Han­delt es sich auch bei Außer­acht­las­sung der zi­vil­recht­li­chen Ver­trags­be­zie­hun­gen um Hand­lun­gen, die nicht als un­mit­tel­bare Hil­fe­leis­tun­gen ge­genüber dem Bedürf­ti­gen, son­dern viel­mehr als Dienst­leis­tung ge­genüber dem "ei­gent­li­chen" Leis­tungs­er­brin­ger zu cha­rak­te­ri­sie­ren sind, fehlt es an der er­for­der­li­chen Un­mit­tel­bar­keit. So lag die Sa­che auch hier: Die La­bor­leis­tun­gen moch­ten zwar ärzt­li­chen Cha­rak­ter ge­habt ha­ben, wa­ren aber der Sa­che nach als Dienst­leis­tun­gen ge­genüber den un­mit­tel­bar be­han­deln­den Ärz­ten zu be­ur­tei­len. Nur die Ärzte hat­ten Kon­takt zu den Pa­ti­en­ten, nur sie zo­gen die me­di­zi­ni­schen Schlüsse aus den von der Kläge­rin ge­lie­fer­ten Be­fun­den und ent­schie­den, wel­che Heil- oder Vor­sor­gemaßnah­men je­weils ge­bo­ten wa­ren.
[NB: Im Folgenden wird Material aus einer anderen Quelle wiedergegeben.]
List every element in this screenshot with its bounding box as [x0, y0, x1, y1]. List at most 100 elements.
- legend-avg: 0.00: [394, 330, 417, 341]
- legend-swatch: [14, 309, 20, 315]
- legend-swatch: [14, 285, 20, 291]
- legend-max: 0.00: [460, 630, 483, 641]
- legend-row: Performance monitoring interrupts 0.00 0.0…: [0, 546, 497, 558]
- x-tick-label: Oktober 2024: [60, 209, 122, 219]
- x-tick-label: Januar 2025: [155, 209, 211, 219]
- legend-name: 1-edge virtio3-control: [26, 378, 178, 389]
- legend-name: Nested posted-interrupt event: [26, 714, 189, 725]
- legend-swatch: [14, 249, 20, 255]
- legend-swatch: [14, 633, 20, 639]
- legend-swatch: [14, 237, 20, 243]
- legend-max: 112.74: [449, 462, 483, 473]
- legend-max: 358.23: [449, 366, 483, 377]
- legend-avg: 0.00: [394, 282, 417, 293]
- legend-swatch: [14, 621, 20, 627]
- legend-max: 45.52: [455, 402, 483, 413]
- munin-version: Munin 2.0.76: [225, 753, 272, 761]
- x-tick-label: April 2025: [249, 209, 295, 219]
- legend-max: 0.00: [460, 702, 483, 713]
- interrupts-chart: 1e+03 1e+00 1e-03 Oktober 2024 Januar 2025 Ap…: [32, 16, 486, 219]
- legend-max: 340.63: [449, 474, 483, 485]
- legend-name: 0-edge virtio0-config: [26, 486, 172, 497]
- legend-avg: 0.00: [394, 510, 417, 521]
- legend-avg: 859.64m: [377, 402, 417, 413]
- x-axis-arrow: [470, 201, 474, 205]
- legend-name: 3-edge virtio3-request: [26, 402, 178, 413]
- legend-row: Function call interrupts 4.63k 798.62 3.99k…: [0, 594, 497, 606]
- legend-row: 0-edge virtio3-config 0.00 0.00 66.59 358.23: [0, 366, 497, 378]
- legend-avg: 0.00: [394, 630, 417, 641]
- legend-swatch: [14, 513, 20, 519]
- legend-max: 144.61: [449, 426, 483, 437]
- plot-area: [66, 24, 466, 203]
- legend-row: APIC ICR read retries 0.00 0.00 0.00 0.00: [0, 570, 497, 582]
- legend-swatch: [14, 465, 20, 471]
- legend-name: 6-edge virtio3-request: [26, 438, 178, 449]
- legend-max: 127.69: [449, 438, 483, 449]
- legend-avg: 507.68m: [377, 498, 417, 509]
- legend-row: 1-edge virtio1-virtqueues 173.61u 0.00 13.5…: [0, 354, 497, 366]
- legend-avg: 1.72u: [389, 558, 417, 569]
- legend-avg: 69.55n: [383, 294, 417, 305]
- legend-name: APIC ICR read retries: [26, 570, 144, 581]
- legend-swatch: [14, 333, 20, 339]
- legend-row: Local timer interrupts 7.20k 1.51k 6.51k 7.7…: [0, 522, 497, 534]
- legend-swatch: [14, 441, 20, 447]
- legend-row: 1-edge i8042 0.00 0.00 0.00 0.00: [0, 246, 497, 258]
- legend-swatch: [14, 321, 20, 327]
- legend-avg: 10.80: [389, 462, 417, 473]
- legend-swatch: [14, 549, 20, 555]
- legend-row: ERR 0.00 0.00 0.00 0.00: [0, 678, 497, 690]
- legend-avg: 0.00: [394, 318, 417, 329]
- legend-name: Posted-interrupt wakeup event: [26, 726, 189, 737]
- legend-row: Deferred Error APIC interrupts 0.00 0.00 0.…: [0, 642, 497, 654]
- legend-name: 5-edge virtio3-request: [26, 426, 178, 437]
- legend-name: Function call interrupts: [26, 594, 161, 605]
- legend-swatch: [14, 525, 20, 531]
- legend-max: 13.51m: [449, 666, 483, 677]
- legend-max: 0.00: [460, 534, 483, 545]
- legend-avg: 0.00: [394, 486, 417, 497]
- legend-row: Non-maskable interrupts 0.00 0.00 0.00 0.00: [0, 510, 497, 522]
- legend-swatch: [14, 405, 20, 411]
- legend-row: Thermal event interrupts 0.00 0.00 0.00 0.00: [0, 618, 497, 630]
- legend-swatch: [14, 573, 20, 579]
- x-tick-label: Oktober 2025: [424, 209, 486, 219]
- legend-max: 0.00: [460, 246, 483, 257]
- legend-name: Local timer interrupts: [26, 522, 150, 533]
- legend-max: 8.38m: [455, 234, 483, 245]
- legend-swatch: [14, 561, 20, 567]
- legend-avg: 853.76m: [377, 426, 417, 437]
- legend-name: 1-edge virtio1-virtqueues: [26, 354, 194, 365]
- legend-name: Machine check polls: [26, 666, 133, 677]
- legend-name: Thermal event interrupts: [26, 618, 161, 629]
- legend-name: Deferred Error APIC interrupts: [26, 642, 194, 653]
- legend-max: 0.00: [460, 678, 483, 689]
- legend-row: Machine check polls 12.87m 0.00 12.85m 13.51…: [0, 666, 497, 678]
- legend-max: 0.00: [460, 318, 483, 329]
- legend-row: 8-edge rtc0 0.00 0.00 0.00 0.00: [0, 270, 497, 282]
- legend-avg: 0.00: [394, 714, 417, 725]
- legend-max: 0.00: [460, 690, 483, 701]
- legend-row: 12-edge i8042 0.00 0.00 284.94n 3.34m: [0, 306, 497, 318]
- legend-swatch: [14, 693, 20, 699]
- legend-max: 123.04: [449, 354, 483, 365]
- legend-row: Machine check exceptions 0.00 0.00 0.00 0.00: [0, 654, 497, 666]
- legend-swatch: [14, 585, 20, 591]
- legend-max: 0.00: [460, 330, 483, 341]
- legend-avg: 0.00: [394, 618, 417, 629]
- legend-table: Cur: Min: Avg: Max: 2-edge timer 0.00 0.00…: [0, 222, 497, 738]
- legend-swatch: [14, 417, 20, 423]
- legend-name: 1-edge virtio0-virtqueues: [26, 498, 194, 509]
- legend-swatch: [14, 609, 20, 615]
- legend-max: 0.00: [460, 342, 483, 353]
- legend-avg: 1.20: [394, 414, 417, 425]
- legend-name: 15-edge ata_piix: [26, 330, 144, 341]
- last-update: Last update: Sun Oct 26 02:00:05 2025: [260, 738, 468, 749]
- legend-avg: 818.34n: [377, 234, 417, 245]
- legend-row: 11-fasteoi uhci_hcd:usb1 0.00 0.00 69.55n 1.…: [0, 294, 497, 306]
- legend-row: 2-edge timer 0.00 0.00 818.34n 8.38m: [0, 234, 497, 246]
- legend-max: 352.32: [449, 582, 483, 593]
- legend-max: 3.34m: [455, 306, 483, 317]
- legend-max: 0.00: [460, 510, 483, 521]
Die La­bor­leis­tun­gen stell­ten viel­mehr Vor­be­rei­tungs­leis­tun­gen dar, die Kran­kenhäuser da­bei un­terstützen soll­ten, ihre Pa­ti­en­ten me­di­zi­ni­sch zu be­treuen. Sie wa­ren so­mit selbst keine un­mit­tel­ba­ren Be­hand­lungs- oder Be­treu­ungs­leis­tun­gen "am Pa­ti­en­ten". Das galt ent­ge­gen der Sicht­weise der Kläge­rin auch an­ge­sichts des Um­stands, dass die Kläge­rin die La­bor­be­funde an­hand des Blu­tes bzw. der Körper­se­krete der Pa­ti­en­ten traf. Denn die der Kläge­rin von den Kran­kenhäusern zur Verfügung ge­stell­ten Pro­ben wa­ren reine Un­ter­su­chungs­ob­jekte; sie hat­ten ihre körper­li­che Ver­bin­dung zum Pa­ti­en­ten ver­lo­ren und an ih­nen wur­den von der Kläge­rin keine Heil- oder Be­hand­lungsmaßnah­men vor­ge­nom­men.